Begitu Arya menyentuh tangan Amanda. Maka tanpa ragu ragu lagi. Dia langsung memeluk Arya, sampai membuatnya sulit untuk bernafas.
"Uhh! Tahan Manda! Apa kau ingin membuat ku pingsan lagi?" Tiba tiba Arya berkata begitu.
"Aku tidak mau tahu! jangan menakuti ku lagi. Aku tidak tahan." Jawab Manda.
"Bagaimana keadaan mu. Tadi kau pingsan?" Respon Amanda.
"Sekarang?" tanya Arya.
"Sudah tidak lagi." jawab Manda.
"Ayo kita kembali. Aku rasa hari sudah pagi?" sambung Arya.
"Tapi nanti bawa Manda kesini lagi ya? Sekalian kedua orang tua ku juga teman teman kita!"
"Maaf sayang! Ini bukan dunia wisata. Hanya orang orang tertentu yang bisa memasuki tempat ini. Jadi lupakan saja." Jawab Arya.
"Uh!" keluh Manda kesal.
"Eh ingat! Apa kata eyang wangsa? Apa kau sudah tidak peduli lagi pada ku, dan tidak mau bersamaku untuk selamanya?" ujar Arya mengingatkan Amanda.
"Maaf aku lupa!" jawabnya enteng saja.
Tak lama kemudian, mereka keluar dari dunia jiwa. dan sedetik nya lagi sudah berada di dunia manusia.

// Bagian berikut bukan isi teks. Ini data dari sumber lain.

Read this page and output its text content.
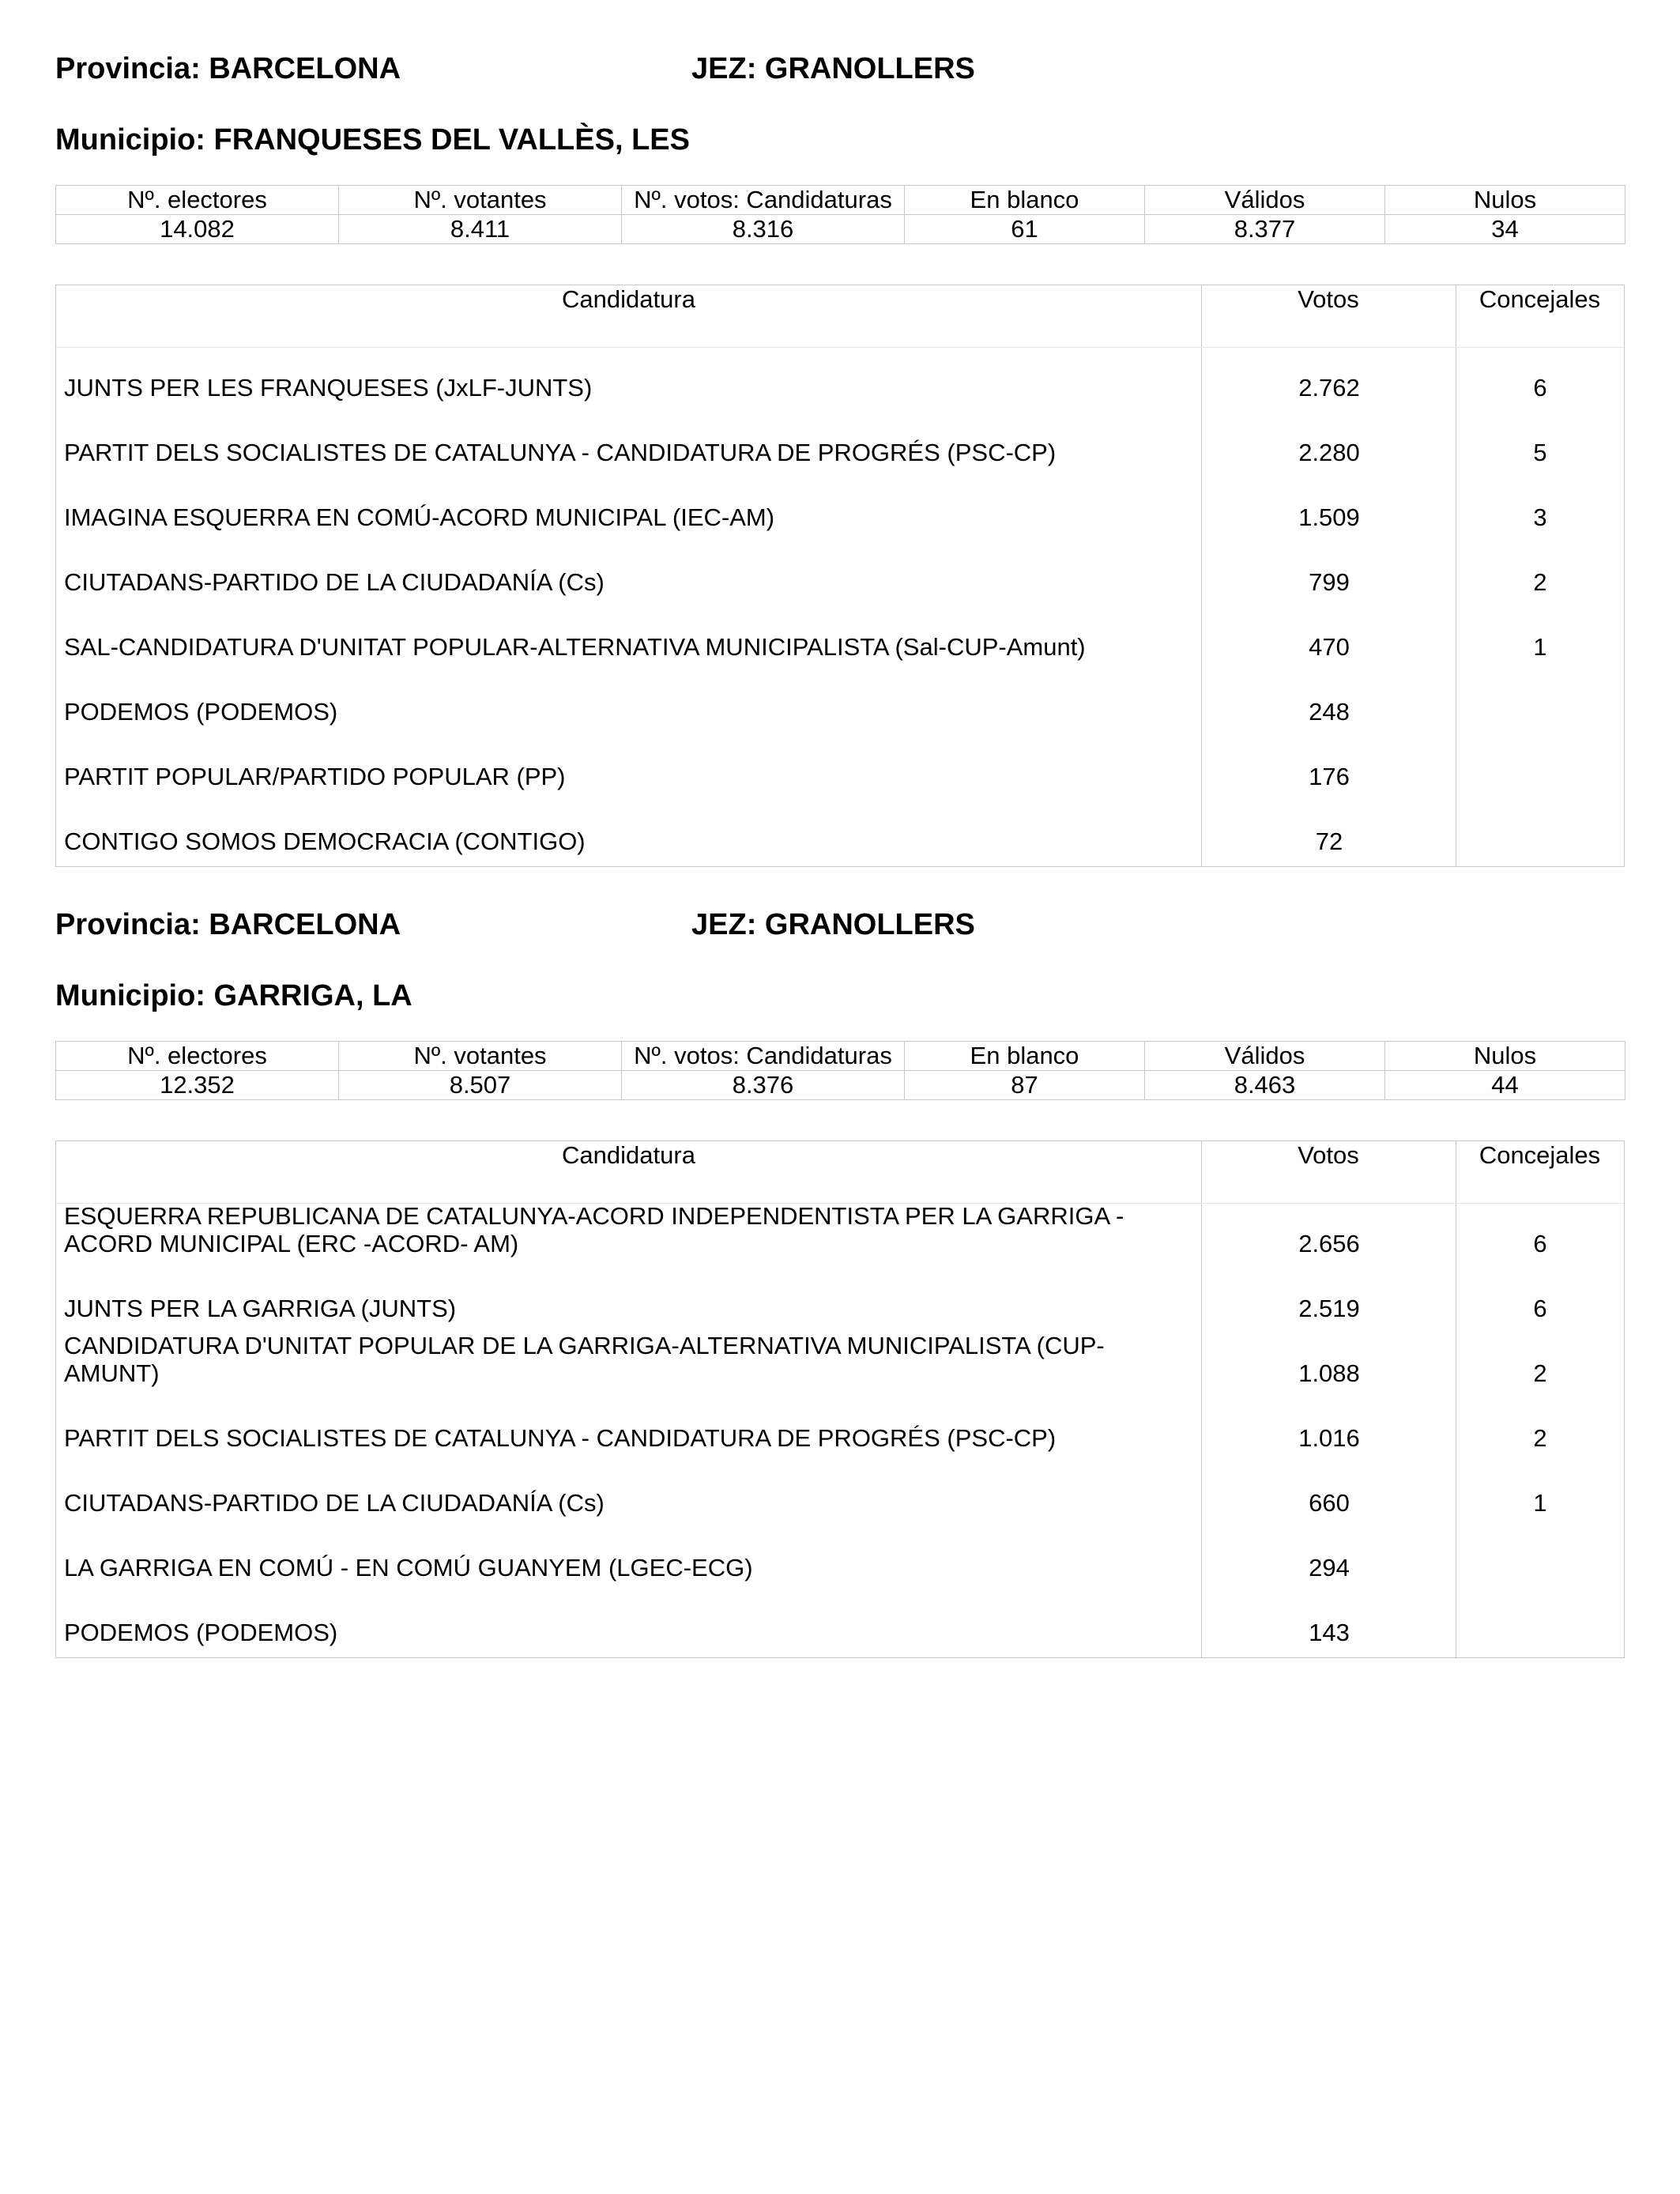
Provincia: BARCELONA	JEZ: GRANOLLERS
Municipio: FRANQUESES DEL VALLÈS, LES
Nº. electores	Nº. votantes	Nº. votos: Candidaturas	En blanco	Válidos	Nulos
14.082	8.411	8.316	61	8.377	34
Candidatura	Votos	Concejales
JUNTS PER LES FRANQUESES (JxLF-JUNTS)	2.762	6
PARTIT DELS SOCIALISTES DE CATALUNYA - CANDIDATURA DE PROGRÉS (PSC-CP)	2.280	5
IMAGINA ESQUERRA EN COMÚ-ACORD MUNICIPAL (IEC-AM)	1.509	3
CIUTADANS-PARTIDO DE LA CIUDADANÍA (Cs)	799	2
SAL-CANDIDATURA D'UNITAT POPULAR-ALTERNATIVA MUNICIPALISTA (Sal-CUP-Amunt)	470	1
PODEMOS (PODEMOS)	248
PARTIT POPULAR/PARTIDO POPULAR (PP)	176
CONTIGO SOMOS DEMOCRACIA (CONTIGO)	72
Provincia: BARCELONA	JEZ: GRANOLLERS
Municipio: GARRIGA, LA
Nº. electores	Nº. votantes	Nº. votos: Candidaturas	En blanco	Válidos	Nulos
12.352	8.507	8.376	87	8.463	44
Candidatura	Votos	Concejales
ESQUERRA REPUBLICANA DE CATALUNYA-ACORD INDEPENDENTISTA PER LA GARRIGA - ACORD MUNICIPAL (ERC -ACORD- AM)	2.656	6
JUNTS PER LA GARRIGA (JUNTS)	2.519	6
CANDIDATURA D'UNITAT POPULAR DE LA GARRIGA-ALTERNATIVA MUNICIPALISTA (CUP-AMUNT)	1.088	2
PARTIT DELS SOCIALISTES DE CATALUNYA - CANDIDATURA DE PROGRÉS (PSC-CP)	1.016	2
CIUTADANS-PARTIDO DE LA CIUDADANÍA (Cs)	660	1
LA GARRIGA EN COMÚ - EN COMÚ GUANYEM (LGEC-ECG)	294
PODEMOS (PODEMOS)	143
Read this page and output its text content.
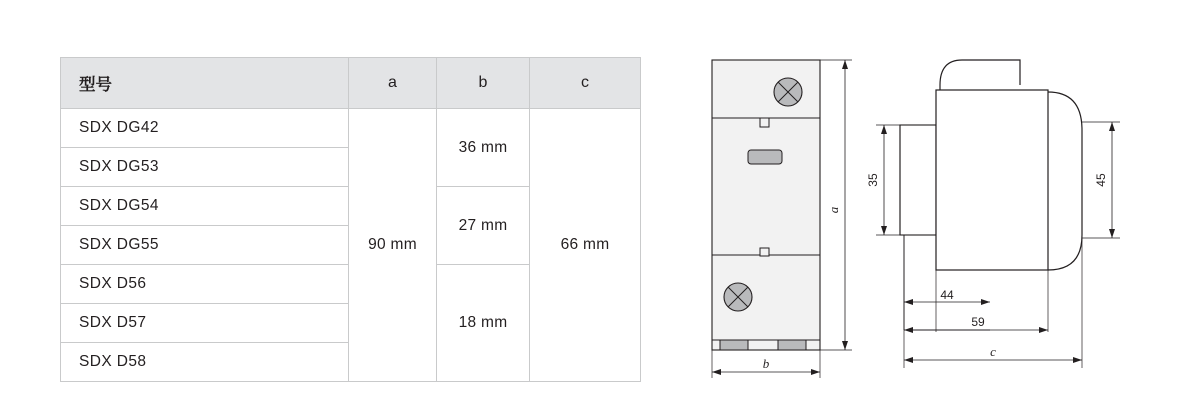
型号	a	b	c
SDX DG42	90 mm	36 mm	66 mm
SDX DG53			
SDX DG54		27 mm	
SDX DG55			
SDX D56		18 mm	
SDX D57			
SDX D58			
a
b
35	45
44
59
c
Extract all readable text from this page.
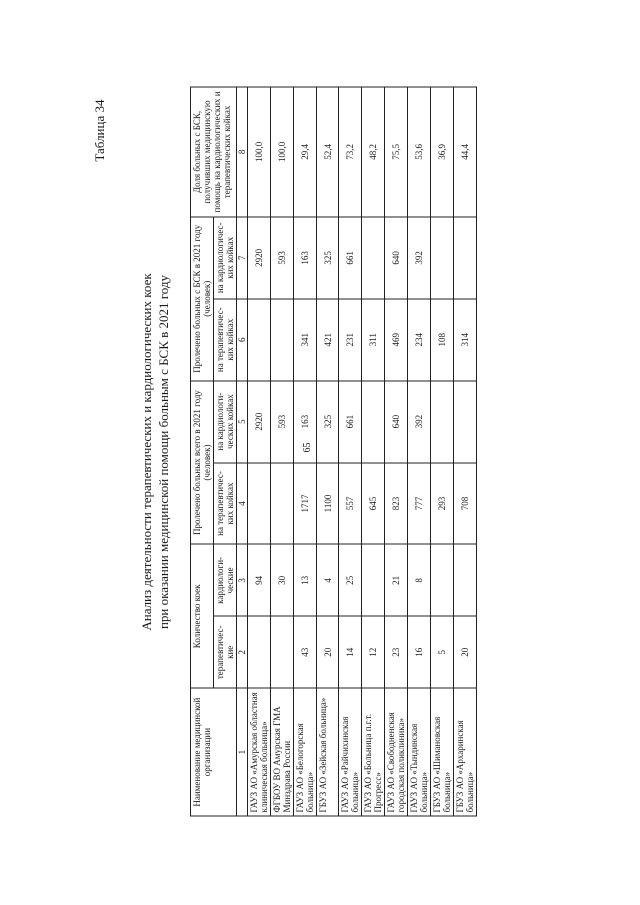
65
Таблица 34
Анализ деятельности терапевтических и кардиологических коек при оказании медицинской помощи больным с БСК в 2021 году
Наименование медицинской организации	Количество коек		Пролечено больных всего в 2021 году (человек)		Пролечено больных с БСК в 2021 году (человек)		Доля больных с БСК, получивших медицинскую помощь на кардиологических и терапевтических койках
	терапевтичес-кие	кардиологи-ческие	на терапевтичес-ких койках	на кардиологи-ческих койках	на терапевтичес-ких койках	на кардиологичес-ких койках	
1	2	3	4	5	6	7	8
ГАУЗ АО «Амурская областная клиническая больница»		94		2920		2920	100,0
ФГБОУ ВО Амурская ГМА Минздрава России		30		593		593	100,0
ГАУЗ АО «Белогорская больница»	43	13	1717	163	341	163	29,4
ГБУЗ АО «Зейская больница»	20	4	1100	325	421	325	52,4
ГАУЗ АО «Райчихинская больница»	14	25	557	661	231	661	73,2
ГАУЗ АО «Больница п.г.т. Прогресс»	12		645		311		48,2
ГАУЗ АО «Свободненская городская поликлиника»	23	21	823	640	469	640	75,5
ГАУЗ АО «Тындинская больница»	16	8	777	392	234	392	53,6
ГБУЗ АО «Шимановская больница»	5		293		108		36,9
ГБУЗ АО «Архаринская больница»	20		708		314		44,4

Jam pada saat itu masih menunjukkan pukul 03.30 pagi. Berarti Amanda berada di dunia denawa, sekaligus di dunia jiwa. lamanya kurang lebih dua setengah hari. atau dua jam setengah di dunia manusia.
"Aku pulang dulu! Jaga dirimu baik baik!" Ucap Arya. Lalu menghilang begitu saja. dan kembali ke rumahnya.